The documentary The Thin Blue Line ended up getting Randall Dale Adams out of the death penalty and freed from prison after 12 years of being wrongly imprisoned. Adams recieved no compensation from the State of Texas. He went on to advocate against the death penalty.

While 83% of Pakistanis support the stoning to death of adulterers, only 78% support the death penalty for leaving Islam

How death penalty deters crime?

The word "draconian" comes from Draco, an Ancient Greek legislator who imposed harsh punishments even on minor offenses (such as the death penalty for stealing a cabbage).

Vaso Čubrilović, one of the conspirators who assassinated Archduke Franz Ferdinand, escaped the death penalty because he was under 20. He survived the war, got a PhD, survived WWII, became the Yugoslavian Minister of Agriculture, and died in 1990.

In Ancient Egypt, killing a cat, even accidentally, incurred the death penalty.

The Guillotine is named after Dr. Joseph-Ignace Guillotin, a French physician who opposed the death penalty and hoped that a less painful method of execution would lead to the abolition of capital punishment. The association would later cause him to change his name.

The guillotine remained the official method of execution in France until the death penalty was abolished... in 1981.

Maximilien Robespierre, leader of the Reign of Terror that executed 40,000 French citizens, had previously pushed for the abolition of the death penalty in the new constitution only 3 years earlier.

The Colosseum has become a symbol against capital punishment. The death penalty was abolished in Italy in 1948. Today, any time anyone in the world has their sentence of death commuted (overturned) or they are released, the lights in the night time illumination of the Colosseum change from white to gold.

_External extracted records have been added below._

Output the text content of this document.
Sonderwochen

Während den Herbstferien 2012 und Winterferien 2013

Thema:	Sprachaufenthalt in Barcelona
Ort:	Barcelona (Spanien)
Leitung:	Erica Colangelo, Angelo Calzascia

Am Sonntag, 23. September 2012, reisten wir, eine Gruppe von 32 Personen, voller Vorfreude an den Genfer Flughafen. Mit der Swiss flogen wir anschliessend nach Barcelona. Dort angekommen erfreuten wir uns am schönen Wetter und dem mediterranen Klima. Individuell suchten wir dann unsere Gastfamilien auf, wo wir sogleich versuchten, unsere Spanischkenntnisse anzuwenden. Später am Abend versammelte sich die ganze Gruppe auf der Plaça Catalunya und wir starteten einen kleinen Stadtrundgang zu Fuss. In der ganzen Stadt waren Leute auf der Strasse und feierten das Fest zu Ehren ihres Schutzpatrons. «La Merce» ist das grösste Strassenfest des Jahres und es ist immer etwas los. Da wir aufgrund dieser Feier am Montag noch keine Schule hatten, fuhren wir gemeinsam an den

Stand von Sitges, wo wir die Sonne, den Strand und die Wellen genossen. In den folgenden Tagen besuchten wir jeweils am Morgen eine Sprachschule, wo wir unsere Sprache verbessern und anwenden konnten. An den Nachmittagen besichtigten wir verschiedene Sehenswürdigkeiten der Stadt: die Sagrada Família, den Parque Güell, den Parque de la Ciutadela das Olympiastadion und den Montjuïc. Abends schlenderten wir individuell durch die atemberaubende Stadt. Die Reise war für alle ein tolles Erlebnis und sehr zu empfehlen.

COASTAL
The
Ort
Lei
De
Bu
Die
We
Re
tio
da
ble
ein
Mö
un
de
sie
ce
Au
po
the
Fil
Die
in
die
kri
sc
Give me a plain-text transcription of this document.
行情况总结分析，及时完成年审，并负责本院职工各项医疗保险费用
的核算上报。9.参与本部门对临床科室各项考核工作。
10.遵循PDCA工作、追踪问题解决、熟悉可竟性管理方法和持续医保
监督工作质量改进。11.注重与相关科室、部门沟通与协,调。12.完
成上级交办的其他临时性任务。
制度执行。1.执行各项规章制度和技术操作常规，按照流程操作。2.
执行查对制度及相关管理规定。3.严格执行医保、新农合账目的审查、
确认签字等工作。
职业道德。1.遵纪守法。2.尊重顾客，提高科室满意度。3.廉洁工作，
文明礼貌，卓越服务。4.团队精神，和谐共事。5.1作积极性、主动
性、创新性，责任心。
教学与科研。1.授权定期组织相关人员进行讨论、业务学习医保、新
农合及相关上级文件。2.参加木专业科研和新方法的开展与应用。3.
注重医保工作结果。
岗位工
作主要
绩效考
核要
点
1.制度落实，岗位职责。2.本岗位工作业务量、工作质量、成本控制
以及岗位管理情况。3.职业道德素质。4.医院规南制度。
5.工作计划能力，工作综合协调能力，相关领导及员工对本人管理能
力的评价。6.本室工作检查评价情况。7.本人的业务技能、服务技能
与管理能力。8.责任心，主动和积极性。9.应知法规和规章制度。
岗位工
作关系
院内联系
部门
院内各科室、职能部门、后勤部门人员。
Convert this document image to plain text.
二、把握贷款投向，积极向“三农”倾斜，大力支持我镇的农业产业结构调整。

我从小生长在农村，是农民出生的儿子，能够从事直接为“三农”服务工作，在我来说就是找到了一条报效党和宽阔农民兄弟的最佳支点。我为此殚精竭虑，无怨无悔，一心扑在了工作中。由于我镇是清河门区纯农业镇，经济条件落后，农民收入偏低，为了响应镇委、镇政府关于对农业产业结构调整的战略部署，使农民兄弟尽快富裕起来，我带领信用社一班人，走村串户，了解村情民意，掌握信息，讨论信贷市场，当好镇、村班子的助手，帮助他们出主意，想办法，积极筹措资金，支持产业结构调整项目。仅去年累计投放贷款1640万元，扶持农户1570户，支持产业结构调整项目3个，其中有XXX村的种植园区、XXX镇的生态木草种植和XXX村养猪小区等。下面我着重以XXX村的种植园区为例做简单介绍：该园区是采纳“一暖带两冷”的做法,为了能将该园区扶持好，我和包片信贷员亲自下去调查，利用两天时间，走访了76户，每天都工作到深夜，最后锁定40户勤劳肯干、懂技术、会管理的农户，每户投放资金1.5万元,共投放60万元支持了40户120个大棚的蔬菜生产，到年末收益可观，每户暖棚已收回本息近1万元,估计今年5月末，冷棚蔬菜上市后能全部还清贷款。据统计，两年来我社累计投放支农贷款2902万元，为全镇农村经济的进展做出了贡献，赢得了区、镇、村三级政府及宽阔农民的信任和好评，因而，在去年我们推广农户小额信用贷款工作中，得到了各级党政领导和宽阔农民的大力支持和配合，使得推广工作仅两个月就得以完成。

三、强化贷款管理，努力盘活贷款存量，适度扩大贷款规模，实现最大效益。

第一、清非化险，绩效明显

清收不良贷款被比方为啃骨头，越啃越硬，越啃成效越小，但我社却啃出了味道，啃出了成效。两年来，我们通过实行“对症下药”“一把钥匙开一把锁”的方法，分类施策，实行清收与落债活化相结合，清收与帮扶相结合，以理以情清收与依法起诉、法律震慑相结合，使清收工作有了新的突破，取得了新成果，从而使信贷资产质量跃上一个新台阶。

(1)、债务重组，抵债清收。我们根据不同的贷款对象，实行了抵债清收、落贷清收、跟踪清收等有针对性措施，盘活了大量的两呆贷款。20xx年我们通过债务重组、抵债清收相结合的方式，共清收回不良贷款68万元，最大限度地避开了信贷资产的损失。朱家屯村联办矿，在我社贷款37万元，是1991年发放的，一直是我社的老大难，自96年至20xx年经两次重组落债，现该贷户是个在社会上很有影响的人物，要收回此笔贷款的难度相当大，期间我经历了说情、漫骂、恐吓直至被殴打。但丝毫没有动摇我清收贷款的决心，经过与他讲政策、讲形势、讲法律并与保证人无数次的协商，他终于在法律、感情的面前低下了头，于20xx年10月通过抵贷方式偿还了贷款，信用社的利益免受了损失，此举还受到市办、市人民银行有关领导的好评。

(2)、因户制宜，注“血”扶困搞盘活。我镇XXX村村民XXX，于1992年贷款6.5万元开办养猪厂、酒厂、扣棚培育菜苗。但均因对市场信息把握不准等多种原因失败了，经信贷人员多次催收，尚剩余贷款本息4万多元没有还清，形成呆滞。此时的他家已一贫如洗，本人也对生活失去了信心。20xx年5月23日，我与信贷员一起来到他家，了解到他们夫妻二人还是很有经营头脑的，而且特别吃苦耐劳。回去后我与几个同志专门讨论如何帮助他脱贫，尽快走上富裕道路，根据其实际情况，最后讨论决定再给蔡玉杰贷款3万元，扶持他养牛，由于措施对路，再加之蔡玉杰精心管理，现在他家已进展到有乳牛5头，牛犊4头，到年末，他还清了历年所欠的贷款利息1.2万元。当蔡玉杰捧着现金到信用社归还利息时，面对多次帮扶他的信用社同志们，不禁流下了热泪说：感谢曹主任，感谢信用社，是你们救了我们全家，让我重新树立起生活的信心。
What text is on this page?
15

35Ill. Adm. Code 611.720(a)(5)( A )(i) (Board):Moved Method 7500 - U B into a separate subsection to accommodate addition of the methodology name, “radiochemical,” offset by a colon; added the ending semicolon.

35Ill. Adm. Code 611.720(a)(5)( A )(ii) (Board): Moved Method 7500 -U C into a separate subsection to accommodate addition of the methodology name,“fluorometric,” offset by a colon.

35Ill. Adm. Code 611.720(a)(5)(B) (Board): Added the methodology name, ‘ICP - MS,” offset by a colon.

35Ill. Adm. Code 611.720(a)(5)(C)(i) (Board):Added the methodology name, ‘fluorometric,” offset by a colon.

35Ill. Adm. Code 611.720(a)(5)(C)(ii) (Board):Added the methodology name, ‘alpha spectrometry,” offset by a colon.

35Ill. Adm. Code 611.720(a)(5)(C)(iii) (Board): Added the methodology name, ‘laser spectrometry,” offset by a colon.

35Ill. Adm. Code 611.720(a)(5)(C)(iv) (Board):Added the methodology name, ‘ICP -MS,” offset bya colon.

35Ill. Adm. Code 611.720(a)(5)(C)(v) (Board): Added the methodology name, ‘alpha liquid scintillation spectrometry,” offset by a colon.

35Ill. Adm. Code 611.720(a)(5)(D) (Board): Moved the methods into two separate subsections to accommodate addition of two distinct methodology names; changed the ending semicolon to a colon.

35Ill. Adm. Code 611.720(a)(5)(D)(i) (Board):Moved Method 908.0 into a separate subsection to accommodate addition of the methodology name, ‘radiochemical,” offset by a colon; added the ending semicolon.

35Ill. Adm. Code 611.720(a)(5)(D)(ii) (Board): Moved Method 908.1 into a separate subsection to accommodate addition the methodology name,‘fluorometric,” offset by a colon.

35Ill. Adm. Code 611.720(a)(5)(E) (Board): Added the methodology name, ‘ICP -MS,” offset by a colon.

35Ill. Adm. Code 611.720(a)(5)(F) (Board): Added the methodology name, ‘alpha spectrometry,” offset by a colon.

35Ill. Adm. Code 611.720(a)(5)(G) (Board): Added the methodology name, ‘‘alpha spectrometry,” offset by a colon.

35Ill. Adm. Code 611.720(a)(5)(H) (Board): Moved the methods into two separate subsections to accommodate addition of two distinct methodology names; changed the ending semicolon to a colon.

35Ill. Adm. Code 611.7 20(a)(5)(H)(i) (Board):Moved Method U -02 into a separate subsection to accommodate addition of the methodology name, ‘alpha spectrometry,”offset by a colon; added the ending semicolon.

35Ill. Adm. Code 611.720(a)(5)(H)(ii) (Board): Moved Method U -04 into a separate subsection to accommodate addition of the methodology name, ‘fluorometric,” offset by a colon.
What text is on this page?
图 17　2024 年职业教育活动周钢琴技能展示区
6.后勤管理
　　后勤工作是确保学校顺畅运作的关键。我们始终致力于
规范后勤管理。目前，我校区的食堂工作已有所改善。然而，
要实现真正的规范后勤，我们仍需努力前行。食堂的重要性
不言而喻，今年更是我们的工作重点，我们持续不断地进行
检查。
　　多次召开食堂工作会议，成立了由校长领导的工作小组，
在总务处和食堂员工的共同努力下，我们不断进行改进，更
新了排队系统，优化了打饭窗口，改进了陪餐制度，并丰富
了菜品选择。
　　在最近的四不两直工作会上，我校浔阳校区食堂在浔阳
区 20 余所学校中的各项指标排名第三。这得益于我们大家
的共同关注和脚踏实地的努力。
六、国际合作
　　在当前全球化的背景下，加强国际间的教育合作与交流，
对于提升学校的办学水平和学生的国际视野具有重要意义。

This color change also occurs whenever a jurisdiction abolishes the death penalty as well.

The term “draconian” comes from Draco, a 7th century BC Athenian legislator, who replaced the previous legal system of oral laws & blood feuds with a written legal code famous for its harshness (e.g, the death penalty for “stealing a cabbage”)

The two soldiers Montgomery and Kilroy that were found guilty of manslaughter were branded with the letter "M" on their thumbs. They should have received the death penalty but claimed the "benefit of clergy", and were instead found guilty of manslaughter and released.

Back when the UK had the death penalty, executions were carried out with great speed. “The whole procedure often took less than 10 seconds from the hangmen entering the cell to the prisoner dropping to his death”

Joseph-Ignace Guillotin, the man for whom the guillotine was named, was an opponent of the death penalty. His family was so embarrassed to have the guillotine named after them that when the French government refused to rename of the machine, they changed their family name instead.

Donald Gaskins bragged about killing over 100 people and was charged with killing 8, but avoided the death penalty because the US Supreme Court did away with it. While in prison, Gaskins killed another prisoner after the Supreme Court reinstated the death penalty, so Gaskins was executed.

Between 1639 and 1854 the Japanese policy of 'sakoku' forbade any foreigner to enter (or any Japanese to leave) the country, on penalty of death.

Killing a panda can result in the death penalty in China

Jesuit's first settlement in 1609 in South America, The Indios had advanced laws, founded free public services for the poor, schools, hospitals, established birth control, and suppressed the death penalty. The Guaraní society was the first in history to be entirely literate.